A Local Search Framework for Experimental Design

TL;DR

This paper introduces a versatile local search framework for designing and analyzing algorithms in experimental design, unifying existing methods and enabling new results across combinatorial and rounding algorithms with broader applications.

Contribution

It provides a unified local search approach that improves analysis and design of algorithms for D/A/E-design, including new algorithms and extensions to complex constraints.

Findings

Improved analysis of Fedorov's exchange method.

New local search algorithm for E-design using regret minimization.

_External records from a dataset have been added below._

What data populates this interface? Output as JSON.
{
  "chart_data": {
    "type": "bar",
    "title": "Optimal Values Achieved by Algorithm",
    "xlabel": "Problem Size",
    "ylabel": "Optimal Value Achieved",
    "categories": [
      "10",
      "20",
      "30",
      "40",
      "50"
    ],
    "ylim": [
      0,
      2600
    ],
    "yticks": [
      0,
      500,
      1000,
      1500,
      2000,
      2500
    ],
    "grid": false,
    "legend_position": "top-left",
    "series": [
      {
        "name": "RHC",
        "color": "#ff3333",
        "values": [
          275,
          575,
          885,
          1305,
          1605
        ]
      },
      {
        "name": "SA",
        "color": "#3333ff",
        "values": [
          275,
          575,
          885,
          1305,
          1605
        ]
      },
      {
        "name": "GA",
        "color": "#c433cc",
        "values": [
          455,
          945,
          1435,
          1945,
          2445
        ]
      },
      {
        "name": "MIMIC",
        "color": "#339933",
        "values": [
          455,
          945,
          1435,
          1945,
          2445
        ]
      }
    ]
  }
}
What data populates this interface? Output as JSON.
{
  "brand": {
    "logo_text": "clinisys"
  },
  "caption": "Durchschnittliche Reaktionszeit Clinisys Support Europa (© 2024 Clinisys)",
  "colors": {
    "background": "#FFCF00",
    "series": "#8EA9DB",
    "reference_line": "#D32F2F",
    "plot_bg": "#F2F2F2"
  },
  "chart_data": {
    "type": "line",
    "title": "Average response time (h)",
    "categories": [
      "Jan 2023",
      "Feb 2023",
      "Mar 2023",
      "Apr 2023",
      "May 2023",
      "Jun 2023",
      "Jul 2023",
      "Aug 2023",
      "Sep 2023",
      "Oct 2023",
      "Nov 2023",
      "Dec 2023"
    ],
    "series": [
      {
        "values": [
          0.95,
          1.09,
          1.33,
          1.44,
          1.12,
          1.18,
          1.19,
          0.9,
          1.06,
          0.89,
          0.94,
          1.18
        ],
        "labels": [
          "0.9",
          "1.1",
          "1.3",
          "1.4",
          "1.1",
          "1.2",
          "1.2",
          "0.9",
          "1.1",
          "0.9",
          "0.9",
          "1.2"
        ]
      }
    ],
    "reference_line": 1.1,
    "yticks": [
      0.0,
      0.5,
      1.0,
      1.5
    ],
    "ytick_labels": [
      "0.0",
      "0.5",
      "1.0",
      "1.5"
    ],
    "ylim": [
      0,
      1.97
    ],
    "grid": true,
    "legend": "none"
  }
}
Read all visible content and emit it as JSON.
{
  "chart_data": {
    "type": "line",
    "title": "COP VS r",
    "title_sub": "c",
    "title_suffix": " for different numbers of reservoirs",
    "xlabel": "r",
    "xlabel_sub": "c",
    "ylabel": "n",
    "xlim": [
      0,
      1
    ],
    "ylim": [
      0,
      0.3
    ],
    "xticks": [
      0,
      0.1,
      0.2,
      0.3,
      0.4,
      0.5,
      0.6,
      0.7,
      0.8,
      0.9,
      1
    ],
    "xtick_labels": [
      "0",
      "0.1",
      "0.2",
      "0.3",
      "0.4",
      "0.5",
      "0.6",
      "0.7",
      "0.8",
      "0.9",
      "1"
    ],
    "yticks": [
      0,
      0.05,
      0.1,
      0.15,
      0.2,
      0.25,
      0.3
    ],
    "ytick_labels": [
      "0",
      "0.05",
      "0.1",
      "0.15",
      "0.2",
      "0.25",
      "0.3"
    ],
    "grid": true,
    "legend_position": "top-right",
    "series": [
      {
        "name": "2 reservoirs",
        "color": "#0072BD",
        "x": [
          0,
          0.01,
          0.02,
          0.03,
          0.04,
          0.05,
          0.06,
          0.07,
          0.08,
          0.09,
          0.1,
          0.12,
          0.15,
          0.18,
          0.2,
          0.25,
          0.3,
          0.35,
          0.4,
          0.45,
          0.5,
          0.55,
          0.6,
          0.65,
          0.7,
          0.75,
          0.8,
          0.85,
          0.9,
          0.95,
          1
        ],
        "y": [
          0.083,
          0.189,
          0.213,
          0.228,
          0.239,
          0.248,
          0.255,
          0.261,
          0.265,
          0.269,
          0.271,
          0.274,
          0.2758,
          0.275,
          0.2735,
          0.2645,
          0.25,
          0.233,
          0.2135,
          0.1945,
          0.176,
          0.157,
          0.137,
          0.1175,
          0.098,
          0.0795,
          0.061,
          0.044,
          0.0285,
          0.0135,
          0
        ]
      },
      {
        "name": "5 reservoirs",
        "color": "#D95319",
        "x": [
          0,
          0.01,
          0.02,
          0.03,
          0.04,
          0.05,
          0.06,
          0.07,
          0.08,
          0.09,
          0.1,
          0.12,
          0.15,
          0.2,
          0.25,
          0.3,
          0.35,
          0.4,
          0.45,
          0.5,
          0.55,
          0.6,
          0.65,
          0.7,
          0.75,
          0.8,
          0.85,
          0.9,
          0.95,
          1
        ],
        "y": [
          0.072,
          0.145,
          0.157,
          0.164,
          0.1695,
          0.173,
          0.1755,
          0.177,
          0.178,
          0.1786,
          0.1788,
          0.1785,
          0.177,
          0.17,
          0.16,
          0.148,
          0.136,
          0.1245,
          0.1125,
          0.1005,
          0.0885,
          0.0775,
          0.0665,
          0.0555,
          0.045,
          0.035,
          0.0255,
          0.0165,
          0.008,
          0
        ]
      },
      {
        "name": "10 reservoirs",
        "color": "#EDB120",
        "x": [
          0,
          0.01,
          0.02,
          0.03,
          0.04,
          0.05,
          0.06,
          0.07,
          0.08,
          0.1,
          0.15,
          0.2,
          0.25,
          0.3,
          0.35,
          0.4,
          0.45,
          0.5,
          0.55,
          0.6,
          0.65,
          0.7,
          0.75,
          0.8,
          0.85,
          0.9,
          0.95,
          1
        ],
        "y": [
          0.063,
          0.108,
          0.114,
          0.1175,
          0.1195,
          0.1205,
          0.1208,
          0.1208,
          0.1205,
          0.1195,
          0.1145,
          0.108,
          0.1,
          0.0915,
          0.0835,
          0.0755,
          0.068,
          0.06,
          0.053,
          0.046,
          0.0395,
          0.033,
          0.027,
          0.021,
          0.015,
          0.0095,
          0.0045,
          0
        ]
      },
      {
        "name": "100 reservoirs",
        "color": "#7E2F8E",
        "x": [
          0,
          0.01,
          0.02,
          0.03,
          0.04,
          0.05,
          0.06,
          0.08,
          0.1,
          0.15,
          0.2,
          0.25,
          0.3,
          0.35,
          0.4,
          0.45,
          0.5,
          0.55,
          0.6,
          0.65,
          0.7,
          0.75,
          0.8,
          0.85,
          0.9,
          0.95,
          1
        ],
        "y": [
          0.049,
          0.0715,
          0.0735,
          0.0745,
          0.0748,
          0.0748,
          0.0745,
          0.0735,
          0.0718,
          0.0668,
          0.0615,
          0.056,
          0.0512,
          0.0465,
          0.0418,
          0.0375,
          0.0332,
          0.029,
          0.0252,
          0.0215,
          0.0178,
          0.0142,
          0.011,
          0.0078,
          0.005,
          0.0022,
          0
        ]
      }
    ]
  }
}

Algorithm applicable to multiple knapsack constraints and fairness considerations.

Abstract

We present a local search framework to design and analyze both combinatorial algorithms and rounding algorithms for experimental design problems. This framework provides a unifying approach to match and improve all known results in D/A/E-design and to obtain new results in previously unknown settings. For combinatorial algorithms, we provide a new analysis of the classical Fedorov's exchange method. We prove that this simple local search algorithm works well as long as there exists an almost optimal solution with good condition number. Moreover, we design a new combinatorial local search algorithm for E-design using the regret minimization framework. For rounding algorithms, we provide a unified randomized exchange algorithm to match and improve previous results for D/A/E-design. Furthermore, the algorithm works in the more general setting to approximately satisfy multiple knapsack constraints, which can be used for weighted experimental design and for incorporating fairness constraints into experimental design.